Your code looks like it should work, but it has lots of extra functionality that is not strictly required. I would cut it down to an absolute minimum and go from there. It's really only a gut feeling, but I think it might be the using statement giving you grief. This enture function could be written (presuming the container already exists) as:
public void UploadToBlob(Stream stream, string BlobContainerName, string fileName,
string contentType)
{
// Setup the connection to Windows Azure Storage
CloudStorageAccount storageAccount = CloudStorageAccount.Parse(GetConnStr());
CloudBlobClient BlobClient = storageAccount.CreateCloudBlobClient();
CloudBlobContainer BlobContainer = BlobClient.GetContainerReference(BlobContainerName);
CloudBlockBlob blob = BlobContainer.GetBlockBlobReference(fileName);
stream.Position = 0;
blob.UploadFromStream(stream);
}
Notes on the stuff that I've removed:
You should set up diagnostics just once when you're app starts, not every time a method is called.
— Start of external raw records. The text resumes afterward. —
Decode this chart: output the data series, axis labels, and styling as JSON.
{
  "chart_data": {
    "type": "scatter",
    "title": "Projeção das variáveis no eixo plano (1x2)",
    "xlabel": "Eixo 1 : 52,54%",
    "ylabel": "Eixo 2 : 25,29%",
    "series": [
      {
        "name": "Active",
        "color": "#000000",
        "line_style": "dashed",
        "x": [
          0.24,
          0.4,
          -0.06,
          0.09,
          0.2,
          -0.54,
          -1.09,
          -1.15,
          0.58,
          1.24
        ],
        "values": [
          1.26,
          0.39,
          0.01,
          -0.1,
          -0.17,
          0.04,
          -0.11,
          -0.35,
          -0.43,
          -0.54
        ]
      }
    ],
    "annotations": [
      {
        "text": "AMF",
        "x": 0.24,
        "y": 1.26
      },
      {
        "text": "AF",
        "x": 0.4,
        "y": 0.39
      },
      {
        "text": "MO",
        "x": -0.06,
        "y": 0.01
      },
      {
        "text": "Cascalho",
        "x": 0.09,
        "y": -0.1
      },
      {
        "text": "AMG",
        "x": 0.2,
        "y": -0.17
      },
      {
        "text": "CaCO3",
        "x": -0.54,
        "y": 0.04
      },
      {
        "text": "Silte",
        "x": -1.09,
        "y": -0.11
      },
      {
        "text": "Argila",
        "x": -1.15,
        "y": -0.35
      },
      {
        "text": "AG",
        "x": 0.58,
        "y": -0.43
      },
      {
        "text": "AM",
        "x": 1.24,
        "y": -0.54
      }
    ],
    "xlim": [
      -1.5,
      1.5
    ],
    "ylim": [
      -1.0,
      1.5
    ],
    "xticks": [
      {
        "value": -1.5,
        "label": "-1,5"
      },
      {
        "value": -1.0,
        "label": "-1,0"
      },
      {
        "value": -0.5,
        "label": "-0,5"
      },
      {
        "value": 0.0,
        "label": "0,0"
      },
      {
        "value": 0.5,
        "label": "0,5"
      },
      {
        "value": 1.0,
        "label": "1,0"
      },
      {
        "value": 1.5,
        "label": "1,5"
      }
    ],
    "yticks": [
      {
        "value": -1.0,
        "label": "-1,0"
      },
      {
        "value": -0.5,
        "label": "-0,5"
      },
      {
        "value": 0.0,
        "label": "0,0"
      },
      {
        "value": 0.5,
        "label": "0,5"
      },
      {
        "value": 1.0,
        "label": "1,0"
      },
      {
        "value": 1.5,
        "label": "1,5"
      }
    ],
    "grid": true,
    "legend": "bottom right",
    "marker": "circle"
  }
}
Usually in the RoleEntryPoint.OnStart()
I'm not sure why you're trying to set ParallelOperationThreadCount higher if you have more instances. Those two things seem unrelated.
It's not good form to check for the existence of a container/table every time you save something to it. It's more usual to do that check once when your app starts or to have a process external to the website to make sure all the required containers/tables/queues exist. Of course if you're trying to dynamically create containers this is not true.
The problem turned out to be firewall settings on my laptop. It's my personal laptop originally set up at home and so the firewall rules weren't set up for a corporate environment resulting in slow performance on uploads and downloads.